If you instead start with early cutoff in mind, there's a different approach that makes it much simpler. Rather than two passes, do the work in a single pass: visit every build step that is an input to the desired output in topological order, stat()ing files as you go, and executing out of date commands as they're visited. Early cutoff naturally falls out as the result. If by the time you examine a build step the inputs are up to date, you don't need to execute it, and that's independent of whether any other build steps ran or not.

Further, supporting early cutoff meant Ninja must store additional state on disk. After an early cutoff build, there is some output file with an mtime older than one of its inputs, but for the purposes of the next build it should be considered up to date. Ninja clunkily handles this case by recording a second mtime on the side. But the above manifest-based approach handles this already for free.

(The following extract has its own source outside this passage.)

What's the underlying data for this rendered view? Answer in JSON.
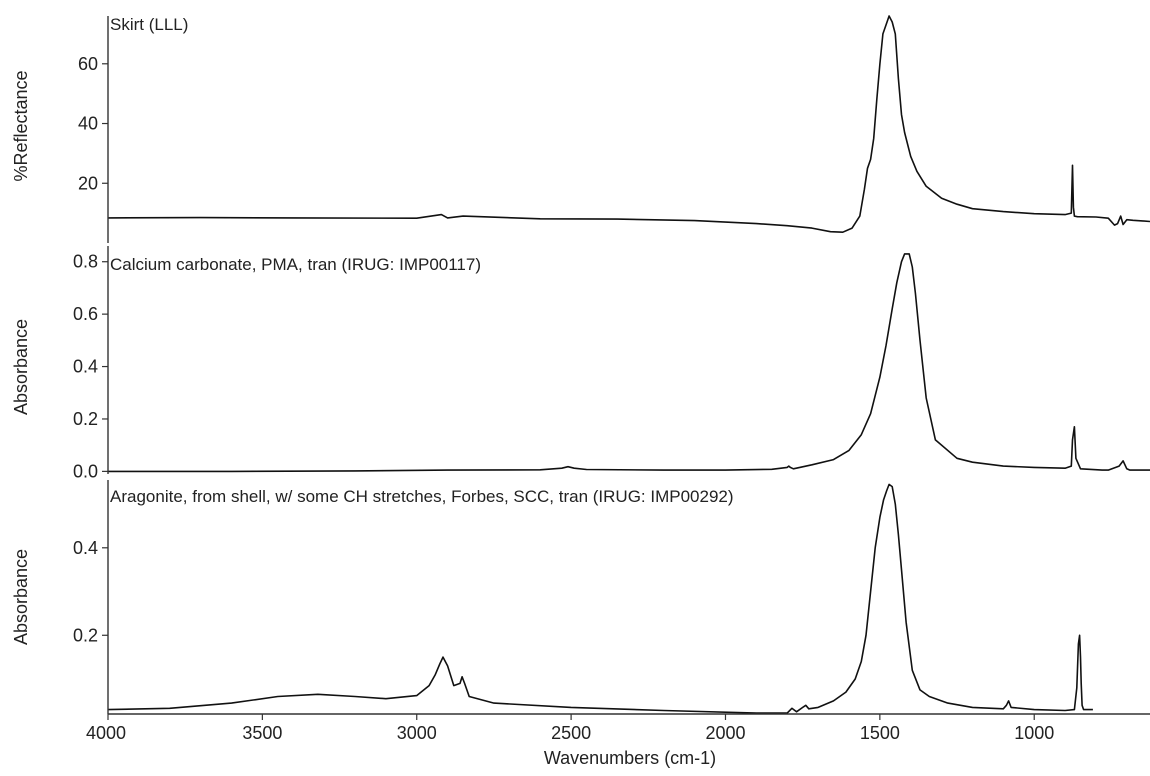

In Ninja, when first constructing the plan, which includes stat()ing all the inputs, it is silent; it only shows progress in the second pass when actually executing steps. This is fine in the warm disk case where stats are fast, but in the cold disk case it can feel like it's hung. The single-pass approach lets us instead interleave those stats with other work over the course of a build, which means n2 can start executing build steps that are found to be out of date even before it's stat()ed all the inputs relevant to the overall build. It also means that the build progress bar can cover this stat work.

Consequences

In all, representing build state with these hashes and a single pass means there's a tiny on-disk representation that can efficiently get started on executing tasks quicker with better progress feedback, and it also handles some subtle mtime cases including early cutoff for free. Pretty neat.

I don't think these ideas are new. The main idea here is more or less "verifying traces" from the above build paper; Go does something similar too.

In the spirit of engineering being about tradeoffs, here are some Ninja features the above loses:

• Because the stored state is only a single hash, you lose the ability to explain why a given step is considered out of date. The only thing you can say is "something changed". You could maybe recover this by storing more data between builds, at the cost of more stuff to serialize.
• Build progress now shows the total number of tasks considered, and not just the number of tasks executed. In other words, you don't know how many tasks will actually need to execute until you get to the work of examining them. However, this is always true if you support early cutoff, and even Ninja will sometimes adjust the task total downwards in its progress message due to early cutoff.
• Computing hashes in the critical path is more work than comparing mtimes. But the single-pass change means this hashing work can be done while waiting for build steps to complete, and so far n2 appears to be about as fast as Ninja. (It's plausible you could implement the single-pass change in Ninja without the hashing change.)

In my experience software always accretes complexity to address unforeseen use cases, and it's a rare pleasure when a different conceptual model allows you to consolidate to something simpler again. In other words, I wrote this code mostly for the fun of it, so if you find it useful that's cool and if not that's cool too.